После завтрака он проводил Рамону до магазина. Она надела узкое красное платье, в такси они обнимались и целовались. Мозес был возбужден, много смеялся, то и дело повторяя про себя: «Как она хороша! И ведь благодаря мне». На Лексингтон авеню он вышел с нею, и они обнялись на тротуаре (где это видано, чтобы средних лет мужчины вели себя так несдержанно в общественных местах). Рамона была густо намазана, лицо пылало, горело; целуя, она прижалась к нему грудью; ожидавший таксист и помощница Рамоны, мисс Шварц, были зрителями.

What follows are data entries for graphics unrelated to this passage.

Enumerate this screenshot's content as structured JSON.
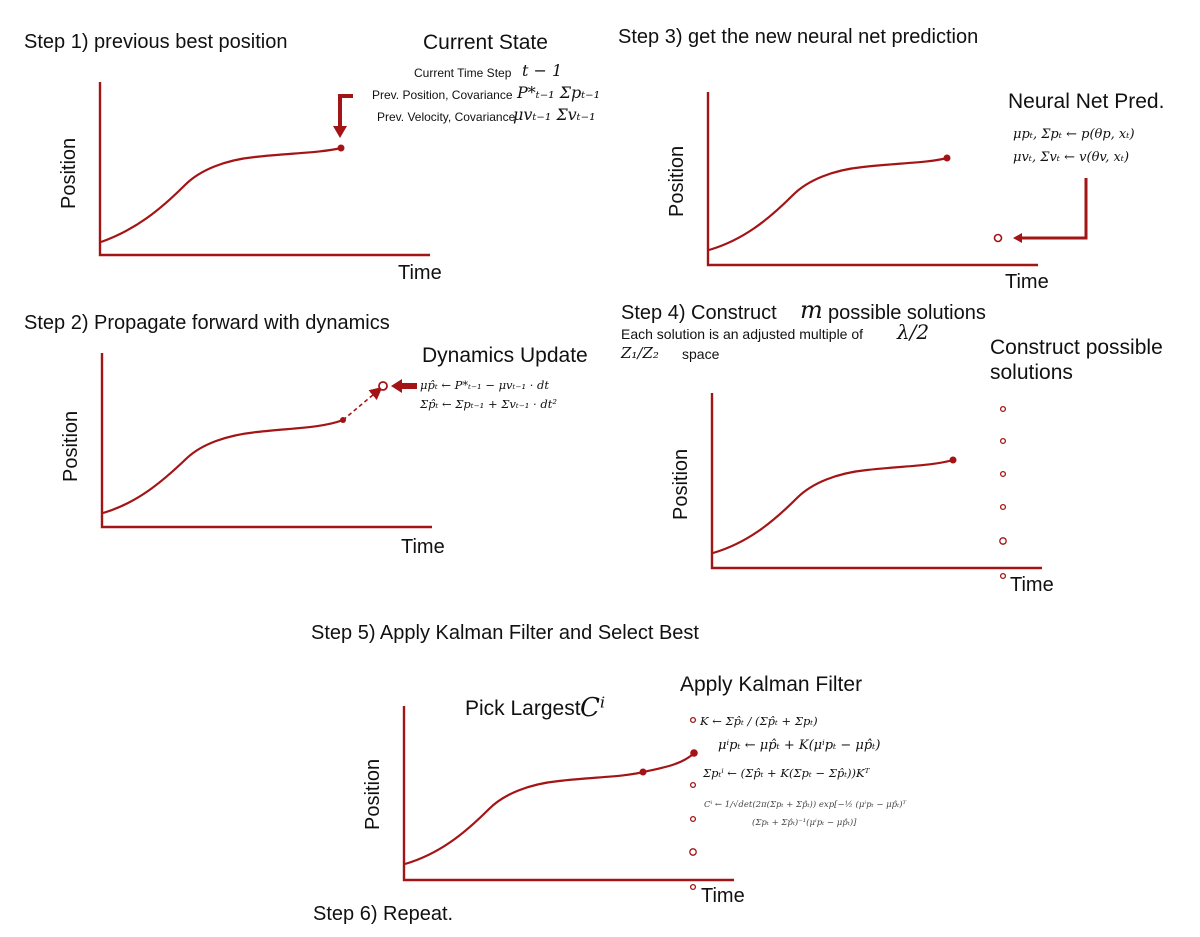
{
  "colors": {
    "accent": "#a31416",
    "text": "#111111"
  },
  "axis_labels": {
    "x": "Time",
    "y": "Position"
  },
  "panel1": {
    "step": "Step 1) previous best position",
    "heading": "Current State",
    "rows": [
      {
        "label": "Current Time Step",
        "math": "t − 1"
      },
      {
        "label": "Prev.  Position, Covariance",
        "math": "P*ₜ₋₁  Σpₜ₋₁"
      },
      {
        "label": "Prev. Velocity, Covariance",
        "math": "μvₜ₋₁ Σvₜ₋₁"
      }
    ]
  },
  "panel2": {
    "step": "Step 2) Propagate forward with dynamics",
    "heading": "Dynamics Update",
    "eq1": "μp̂ₜ ← P*ₜ₋₁ − μvₜ₋₁ · dt",
    "eq2": "Σp̂ₜ ← Σpₜ₋₁ + Σvₜ₋₁ · dt²"
  },
  "panel3": {
    "step": "Step 3)  get the new neural net prediction",
    "heading": "Neural Net Pred.",
    "eq1": "μpₜ, Σpₜ ← p(θp, xₜ)",
    "eq2": "μvₜ, Σvₜ ← v(θv, xₜ)"
  },
  "panel4": {
    "step_prefix": "Step 4)  Construct",
    "step_math": "m",
    "step_suffix": "possible solutions",
    "sub1": "Each solution is an adjusted multiple of",
    "sub1_math": "λ/2",
    "sub2_math": "Z₁/Z₂",
    "sub2": "space",
    "heading_line1": "Construct possible",
    "heading_line2": "solutions"
  },
  "panel5": {
    "step": "Step 5)  Apply Kalman Filter and Select Best",
    "pick_label": "Pick Largest",
    "pick_math": "Cⁱ",
    "heading": "Apply Kalman Filter",
    "eq_k": "K ← Σp̂ₜ / (Σp̂ₜ + Σpₜ)",
    "eq_mu": "μⁱpₜ ← μp̂ₜ + K(μⁱpₜ − μp̂ₜ)",
    "eq_sigma": "Σpₜⁱ ← (Σp̂ₜ + K(Σpₜ − Σp̂ₜ))Kᵀ",
    "eq_c1": "Cⁱ ← 1/√det(2π(Σpₜ + Σp̂ₜ)) exp[−½ (μⁱpₜ − μp̂ₜ)ᵀ",
    "eq_c2": "(Σpₜ + Σp̂ₜ)⁻¹(μⁱpₜ − μp̂ₜ)]"
  },
  "step6": "Step 6)  Repeat."
}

Может, вот так и надо жить? — задался он вопросом. Может, достаточно он хлебнул горя, отстрадал свое и имеет право не задумываться о том, что про него думают другие? Он крепче обнял Рамону, ощутил лопающуюся тесноту ее грудной клетки, этого красного платья. Получил еще один душистый поцелуй. На тротуаре перед витриной выставлены свежеспрыснутые маргаритки, лилии, розочки, помидорная и перечная рассада в плоских плетенках. Стояла зеленая лейка с дырчатым носиком. Расплывшиеся капли пятнали цемент. И хотя автобусы наждачили воздух вонючим газом, он обонял свежий запах земли, слышал проходивших женщин, их каблучную дробь на жесткой мостовой. Развлекая таксиста, почти открыто порицаемый скрывшейся за листьями мисс Шварц, он целовал красочное, пахучее лицо Рамоны. В укрытой золотой нью-йоркской облачностью лексингтонской котловине здравствовали травимые автобусным чадом цветы — гранатового цвета розы, бледные лилии, чистейшая белизна, роскошный багрянец. По допущению своего характера и под настроение он пригубил на этой улице жизнь бесхитростно любящего существа.